Through the Lord’s mercies we are not consumed,
Because His compassions fail not.
23 They are new every morning;

Great is Your faithfulness. - Lamentation 3:22-23, NKJV 

It is dangerous to fear anything other than the Lord, because only the Lord is as absolutely wise, compassionate and merciful toward us in Christ as He is absolutely powerful, holy, sovereign and all-knowing. The greatness of God means that we must fear Him and no one else. The goodness of God means that we may fear Him with confidence and even with joy. In fact, we'll never find true freedom, confidence and joy anywhere else but in the soul-gripping fear of the Lord.

Prayer Based on Psalm 74:

O God, why do we sometimes feel like You have cast us off forever?
    Why does Your anger smoke against the sheep of Your pasture?
You church seems so lacking in power and influence, in purity and peace.
Remember Your congregation, which You have purchased of old,
    which You have redeemed to be the tribe of Your heritage!
    Remember You church, Your living temple, where You dwell by Your Holy Spirit.

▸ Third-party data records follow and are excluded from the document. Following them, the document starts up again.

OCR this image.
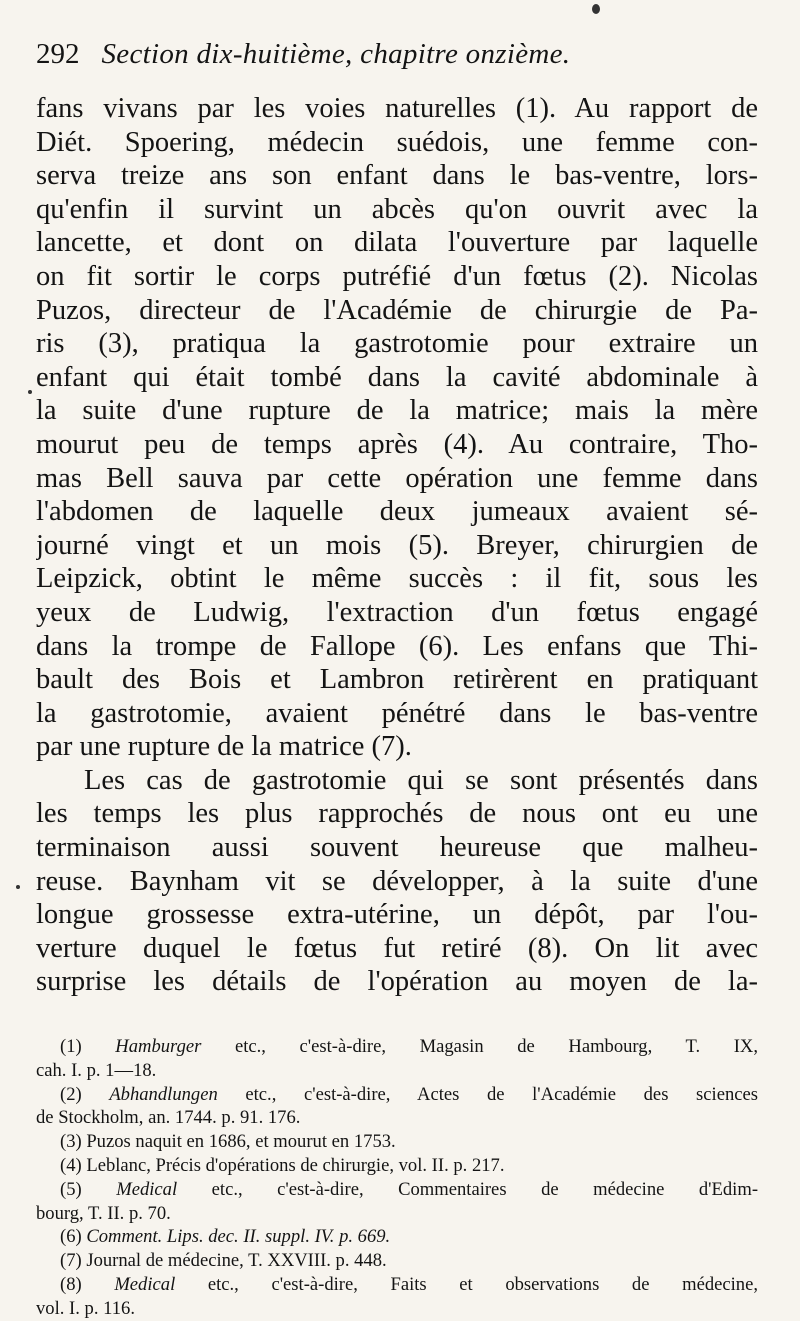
292 Section dix-huitième, chapitre onzième.
fans vivans par les voies naturelles (1). Au rapport de
Diét. Spoering, médecin suédois, une femme con-
serva treize ans son enfant dans le bas-ventre, lors-
qu'enfin il survint un abcès qu'on ouvrit avec la
lancette, et dont on dilata l'ouverture par laquelle
on fit sortir le corps putréfié d'un fœtus (2). Nicolas
Puzos, directeur de l'Académie de chirurgie de Pa-
ris (3), pratiqua la gastrotomie pour extraire un
enfant qui était tombé dans la cavité abdominale à
la suite d'une rupture de la matrice; mais la mère
mourut peu de temps après (4). Au contraire, Tho-
mas Bell sauva par cette opération une femme dans
l'abdomen de laquelle deux jumeaux avaient sé-
journé vingt et un mois (5). Breyer, chirurgien de
Leipzick, obtint le même succès : il fit, sous les
yeux de Ludwig, l'extraction d'un fœtus engagé
dans la trompe de Fallope (6). Les enfans que Thi-
bault des Bois et Lambron retirèrent en pratiquant
la gastrotomie, avaient pénétré dans le bas-ventre
par une rupture de la matrice (7).
Les cas de gastrotomie qui se sont présentés dans
les temps les plus rapprochés de nous ont eu une
terminaison aussi souvent heureuse que malheu-
reuse. Baynham vit se développer, à la suite d'une
longue grossesse extra-utérine, un dépôt, par l'ou-
verture duquel le fœtus fut retiré (8). On lit avec
surprise les détails de l'opération au moyen de la-
(1) Hamburger etc., c'est-à-dire, Magasin de Hambourg, T. IX,
cah. I. p. 1—18.
(2) Abhandlungen etc., c'est-à-dire, Actes de l'Académie des sciences
de Stockholm, an. 1744. p. 91. 176.
(3) Puzos naquit en 1686, et mourut en 1753.
(4) Leblanc, Précis d'opérations de chirurgie, vol. II. p. 217.
(5) Medical etc., c'est-à-dire, Commentaires de médecine d'Edim-
bourg, T. II. p. 70.
(6) Comment. Lips. dec. II. suppl. IV. p. 669.
(7) Journal de médecine, T. XXVIII. p. 448.
(8) Medical etc., c'est-à-dire, Faits et observations de médecine,
vol. I. p. 116.
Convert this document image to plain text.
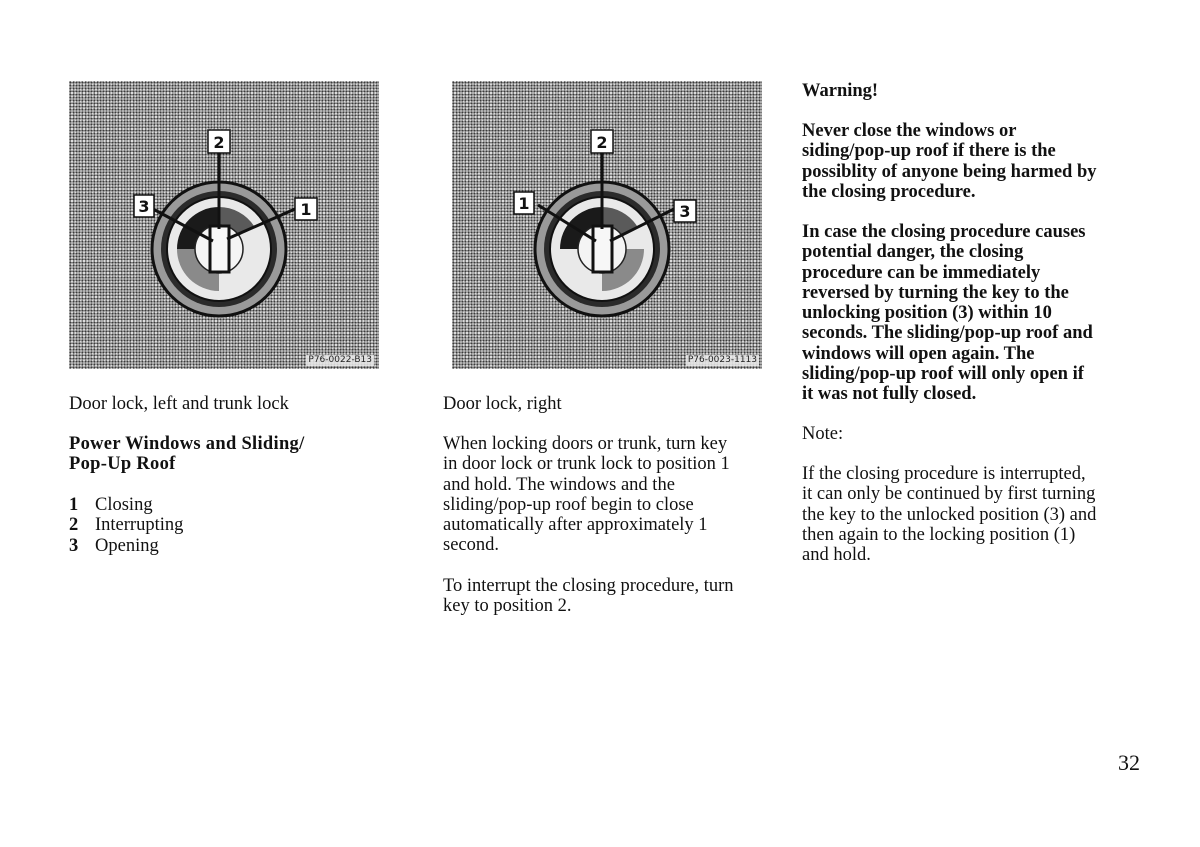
2
3	1
P76-0022-B13
2
1	3
P76-0023-1113
Door lock, left and trunk lock	Door lock, right
Power Windows and Sliding/
Pop-Up Roof
1 Closing
2 Interrupting
3 Opening
When locking doors or trunk, turn key
in door lock or trunk lock to position 1
and hold. The windows and the
sliding/pop-up roof begin to close
automatically after approximately 1
second.
To interrupt the closing procedure, turn
key to position 2.
Warning!
Never close the windows or
siding/pop-up roof if there is the
possiblity of anyone being harmed by
the closing procedure.
In case the closing procedure causes
potential danger, the closing
procedure can be immediately
reversed by turning the key to the
unlocking position (3) within 10
seconds. The sliding/pop-up roof and
windows will open again. The
sliding/pop-up roof will only open if
it was not fully closed.
Note:
If the closing procedure is interrupted,
it can only be continued by first turning
the key to the unlocked position (3) and
then again to the locking position (1)
and hold.
32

Direct Your steps to the perpetual ruins, the seemingly empty and abandoned church;
    the enemy seems to have destroyed everything in the sanctuary!
Your people no longer hold fast to the truth of Your word,
    but prefer the lies of the enemy and ways of the world.
Your foes have roared in the midst of Your meeting place;
    they set up their own standards as the standard for the church.
They profaned the dwelling place of Your name,
    deceiving it down to the ground.
They said to themselves, “We will utterly subdue them”;
    they filled the meeting places of God in the land with lies and darkness.

How long, O God, is the foe to scoff?
    Is the enemy to revile Your name forever?
Why do you hold back Your hand, Your right hand?
    Take it from the fold of Your garment and destroy them!

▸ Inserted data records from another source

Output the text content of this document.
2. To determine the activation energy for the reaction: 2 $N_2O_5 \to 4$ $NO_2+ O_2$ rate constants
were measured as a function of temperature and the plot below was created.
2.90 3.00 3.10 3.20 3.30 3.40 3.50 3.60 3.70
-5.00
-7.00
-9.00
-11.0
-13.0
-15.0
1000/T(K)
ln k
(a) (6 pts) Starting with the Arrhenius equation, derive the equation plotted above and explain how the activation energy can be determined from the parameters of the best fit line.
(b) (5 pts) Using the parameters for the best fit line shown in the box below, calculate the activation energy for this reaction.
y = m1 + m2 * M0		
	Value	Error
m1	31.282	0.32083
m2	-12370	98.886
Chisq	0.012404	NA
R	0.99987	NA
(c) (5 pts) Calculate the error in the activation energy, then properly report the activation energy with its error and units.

Yet You, O God my King, are from of old,
    working salvation in the midst of the earth.
You divided the sea by your might;
    you broke the power of sin and death at the cross.
You crushed the curse of hell for Your people in the glory of the resurrection;
    You gave Your word and Your Spirit to Your people.



Yours is the day, Yours also the night;
    You have established the heavenly lights and the sun.
You have fixed all the boundaries of the earth;
    You have made summer and winter.
You rule over all absolutely.



Remember this, O Lord, how the enemy scoffs,
    and a foolish people reviles your name.
Do not deliver the soul of Your dove to the wild beasts;
    do not forget the life of Your poor forever.

Have regard for the covenant,
    for the dark places of the land are full of the habitations of violence.
Let not the downtrodden turn back in shame;
    let the poor and needy praise Your name.

Arise, O God, defend your cause;
    remember how the foolish scoff at you all the day!
Do not forget the clamor of your foes,
    the uproar of those who rise against You, which goes up continually!